The office of N.Y. Attorney General Eric Schneiderman conducted a 2014 investigation into payroll debit card usage and fees. According to that examination, 40 percent of employers using payroll debit cards did not offer employees the option of getting paid by check, even though it is technically illegal in New York state to require employees to receive payment via payroll debit cards.
Since 2007 no fewer than nine bills have come before N.Y. state lawmakers promising to further regulate payroll debit cards, and none have passed into law. At the federal level, Republican congressional leaders are pushing to repeal regulations that would require more transparency for all prepaid debit cards even before those regulations have gone into effect.
Global Cash Card, the California-based payroll debit card company that successfully challenged the new regulations in New York, claims that its payroll debit cards save employers $2.93 per check. On a weekly payroll, with 100 employees, that’s an annual savings of more than $15,000. Global Cash Card CEO Joseph M. Purcell told The New York Times that there are around 50,000 employees in New York state that get paid through his company’s payroll debit cards.
“If there are savings that employers get from using payroll debit cards, that’s one thing,” Morrison charges. “The problem is that those savings are coming out of workers’ pockets in the form of fees. That’s what these regulations were designed to prevent.”
A 2016 report on payroll debit cards from Restaurant Opportunities Center United listed fees charged to workers at Darden, a company that owns several restaurant chains including Olive Garden, The Capital Grille and Bahama Breeze. To name a few: out-of-network ATM withdrawal: $1.75; out-of-network balance inquiry, 75 cents; point-of-sale decline, 50 cents; card-to-card transfer, $2; replacement card, $10. As reported in Eater, Darden has since made changes to eliminate some of these fees in its payroll debit card program, which is optional for its roughly 100,000 employees.
But employers and payroll debit card companies aren’t necessarily the root of the issue, Morrison warns. While employers get some cost savings and payroll debit card companies get a contract to set up and operate the payment systems, at the end of the day, it’s a bank that issues the cards that get the fees.
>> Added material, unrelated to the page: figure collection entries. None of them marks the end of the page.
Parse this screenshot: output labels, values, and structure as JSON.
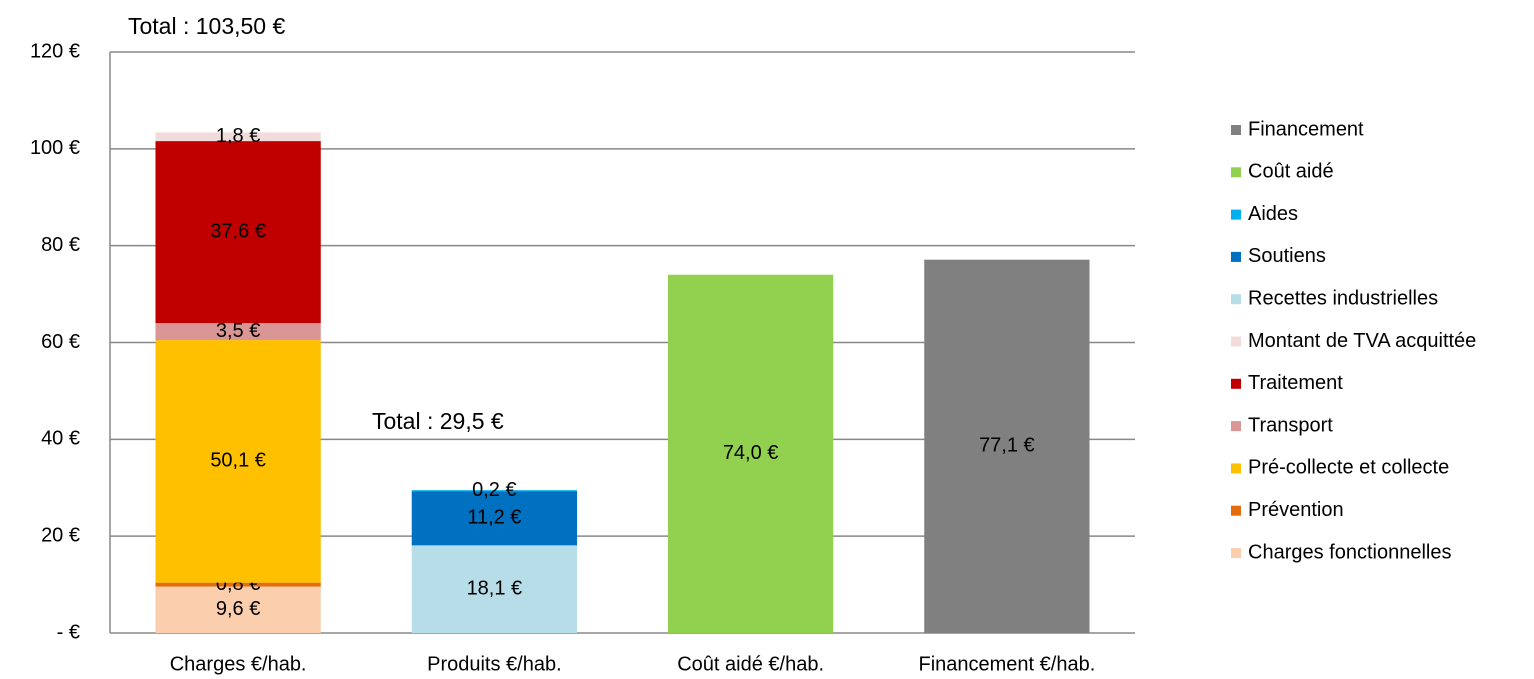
{
  "chart_data": {
    "type": "stacked_bar",
    "categories": [
      "Charges €/hab.",
      "Produits €/hab.",
      "Coût aidé €/hab.",
      "Financement €/hab."
    ],
    "series": [
      {
        "name": "Charges fonctionnelles",
        "color": "#fbcfae",
        "values": [
          9.6,
          null,
          null,
          null
        ],
        "value_labels": [
          "9,6 €",
          null,
          null,
          null
        ]
      },
      {
        "name": "Prévention",
        "color": "#e46c0a",
        "values": [
          0.8,
          null,
          null,
          null
        ],
        "value_labels": [
          "0,8 €",
          null,
          null,
          null
        ]
      },
      {
        "name": "Pré-collecte et collecte",
        "color": "#ffc000",
        "values": [
          50.1,
          null,
          null,
          null
        ],
        "value_labels": [
          "50,1 €",
          null,
          null,
          null
        ]
      },
      {
        "name": "Transport",
        "color": "#d99694",
        "values": [
          3.5,
          null,
          null,
          null
        ],
        "value_labels": [
          "3,5 €",
          null,
          null,
          null
        ]
      },
      {
        "name": "Traitement",
        "color": "#c00000",
        "values": [
          37.6,
          null,
          null,
          null
        ],
        "value_labels": [
          "37,6 €",
          null,
          null,
          null
        ]
      },
      {
        "name": "Montant de TVA acquittée",
        "color": "#f2dcdb",
        "values": [
          1.8,
          null,
          null,
          null
        ],
        "value_labels": [
          "1,8 €",
          null,
          null,
          null
        ]
      },
      {
        "name": "Recettes industrielles",
        "color": "#b7dde8",
        "values": [
          null,
          18.1,
          null,
          null
        ],
        "value_labels": [
          null,
          "18,1 €",
          null,
          null
        ]
      },
      {
        "name": "Soutiens",
        "color": "#0070c0",
        "values": [
          null,
          11.2,
          null,
          null
        ],
        "value_labels": [
          null,
          "11,2 €",
          null,
          null
        ]
      },
      {
        "name": "Aides",
        "color": "#00b0f0",
        "values": [
          null,
          0.2,
          null,
          null
        ],
        "value_labels": [
          null,
          "0,2 €",
          null,
          null
        ]
      },
      {
        "name": "Coût aidé",
        "color": "#92d050",
        "values": [
          null,
          null,
          74.0,
          null
        ],
        "value_labels": [
          null,
          null,
          "74,0 €",
          null
        ]
      },
      {
        "name": "Financement",
        "color": "#808080",
        "values": [
          null,
          null,
          null,
          77.1
        ],
        "value_labels": [
          null,
          null,
          null,
          "77,1 €"
        ]
      }
    ],
    "annotations": [
      "Total : 103,50  €",
      "Total : 29,5 €"
    ],
    "ylim": [
      0,
      120
    ],
    "yticks": [
      {
        "value": 0,
        "label": "-   €"
      },
      {
        "value": 20,
        "label": "20 €"
      },
      {
        "value": 40,
        "label": "40 €"
      },
      {
        "value": 60,
        "label": "60 €"
      },
      {
        "value": 80,
        "label": "80 €"
      },
      {
        "value": 100,
        "label": "100 €"
      },
      {
        "value": 120,
        "label": "120 €"
      }
    ],
    "grid": true,
    "legend": "right"
  }
}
“One thing that can’t be lost in this whole issue is that it really is the banks that are aggressively pushing the move to payroll cards, marketing them especially to larger employers,” he says. “There are just a lot of fees that are up for grabs.”
The underlying bank that issues Global Cash Card’s payroll debit cards is MetaBank, formerly the First Federal Savings Bank of the Midwest, founded in Iowa. While it’s a relatively small bank, with $4.2 billion in assets, it’s one of the largest issuers of prepaid cards in the country, and its CEO has taken a strong stance (per PYMNTS.com) that the cards are better than checks for workers. According to records regularly filed with federal regulators, less than half of MetaBank’s income comes from interest paid on loans, with the rest coming from non-interest sources including prepaid card fees and surcharges. You can find shares for its holding company listed on NASDAQ — just look for its ticker symbol, CASH.